Samantha Bee on her show Full Frontal with Samantha Bee, in a segment accusing the NRA of hypocrisy, contrasted an unsuccessful attempt to acquire an Eddie Eagle costume, noting an 18-page application and 20 day review period, while successfully purchasing several firearms without a background check. In response to the segment the NRA's Institute for Legislative Action noted that the Eddie Eagle mascot is trademarked, to be used "ONLY for the purpose of firearm accident prevention" and subject to private property rights vs. 2nd Amendment rights.

==Criticism==
Some parents have objected to the program because it assumes there will be guns lying around. Others directed criticism towards its apparent depiction of guns as something people are relatively comfortable having in common places, or that it contradicts their own teachings.

It has been described as a Trojan Horse programme, designed "as a way to deter lawmakers from passing Child Access Prevention (CAP) Laws, which criminalize keeping firearms easily within reach of children".

Advocates of safe storage laws intended to protect children from unsupervised access to firearms, such as the proposed "MaKayla's Law" in Tennessee, complain that the NRA opposes their efforts and promotes Eddie Eagle instead.
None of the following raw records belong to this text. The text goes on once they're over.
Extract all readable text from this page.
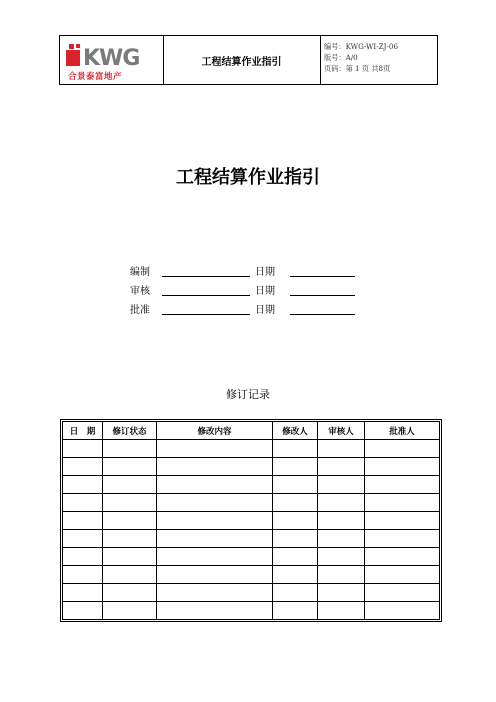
KWG
合景泰富地产
工程结算作业指引
编号：KWG-WI-ZJ-06
版号：A/0
页码：第 1 页 共8页
工程结算作业指引
编制	日期
审核	日期
批准	日期
修订记录
日　期	修订状态	修改内容	修改人	审核人	批准人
An early childhood education specialist who helped revamp the Eddie Eagle program in 2015, denies that it should be treated as a replacement for safe storage laws. "No one ever told me that's how the program was going to be used. If they had, I assure you I wouldn't have had anything to do with it. That's giving way too much significance to the lesson." Despite this, the NRA has presented Eddie Eagle as an alternative solution when campaigning against secure storage requirements.

The Economist says that the program treats children as the problem rather than guns. It says the NRA sends a mixed message, noting that the organization encourages gun use by children as young as seven or eight years old in its magazine InSights.

The American Academy of Pediatrics has maintained a critical position on the program since 1992 noting a lack of evidence demonstrating efficacy and advocating an absence of guns from children's homes as a more effective alternative.

The gun control advocacy organizations Brady Campaign to Prevent Gun Violence and Violence Policy Center are critical of the program and its efficacy.